The Cybersecurity Risks of Generative AI Tools

Systems based on foundation models like ChatGPT, GitHub Copilot, Gemini or Claude introduce a new set of cybersecurity risks that cannot be treated as a simple evolution of traditional applications. Their probabilistic nature, dependence on massive datasets, and increasing autonomy in sensitive tasks demand a critical review of their implications in the context of information security—from both a technical and regulatory risk management perspective.

The first structural risk is the exposure of sensitive data. While many platforms claim not to use enterprise user conversations to retrain their models, the data still travels, is processed, and in many cases temporarily stored outside the security perimeter.
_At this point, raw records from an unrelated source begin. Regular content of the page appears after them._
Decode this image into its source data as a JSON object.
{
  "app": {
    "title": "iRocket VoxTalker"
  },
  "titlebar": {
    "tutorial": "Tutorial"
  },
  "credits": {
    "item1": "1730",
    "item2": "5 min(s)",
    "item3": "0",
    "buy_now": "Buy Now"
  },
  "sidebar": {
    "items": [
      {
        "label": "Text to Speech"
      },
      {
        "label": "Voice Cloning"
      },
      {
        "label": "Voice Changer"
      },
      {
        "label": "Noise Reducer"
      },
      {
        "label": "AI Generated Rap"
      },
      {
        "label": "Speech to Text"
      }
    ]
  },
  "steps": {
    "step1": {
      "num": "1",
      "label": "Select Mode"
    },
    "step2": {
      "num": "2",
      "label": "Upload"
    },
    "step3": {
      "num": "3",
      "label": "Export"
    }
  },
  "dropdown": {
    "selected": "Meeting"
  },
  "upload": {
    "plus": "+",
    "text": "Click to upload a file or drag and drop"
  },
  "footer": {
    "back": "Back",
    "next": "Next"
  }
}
This makes LLMs a potential vector for data leakage involving trade secrets, source code, personal information, or any asset inadvertently shared during a session. When integrated with tools like Microsoft 365 Copilot or Google Workspace Duet, the risk is amplified, as the model gains access to vast internal document repositories, emails, and files that it may use or combine without adequate safeguards.

Closely related is the problem of implicit context and permissions. LLM-based assistants often act as functional “superusers” capable of reading, summarizing, or modifying data without the user fully understanding the scope of the action. This challenges the principle of least privilege, as the model may operate beyond what would be allowed under traditional access control mechanisms. Traceability and auditing of these actions are often incomplete, and the transparency of model decisions is far from sufficient to justify document or database changes.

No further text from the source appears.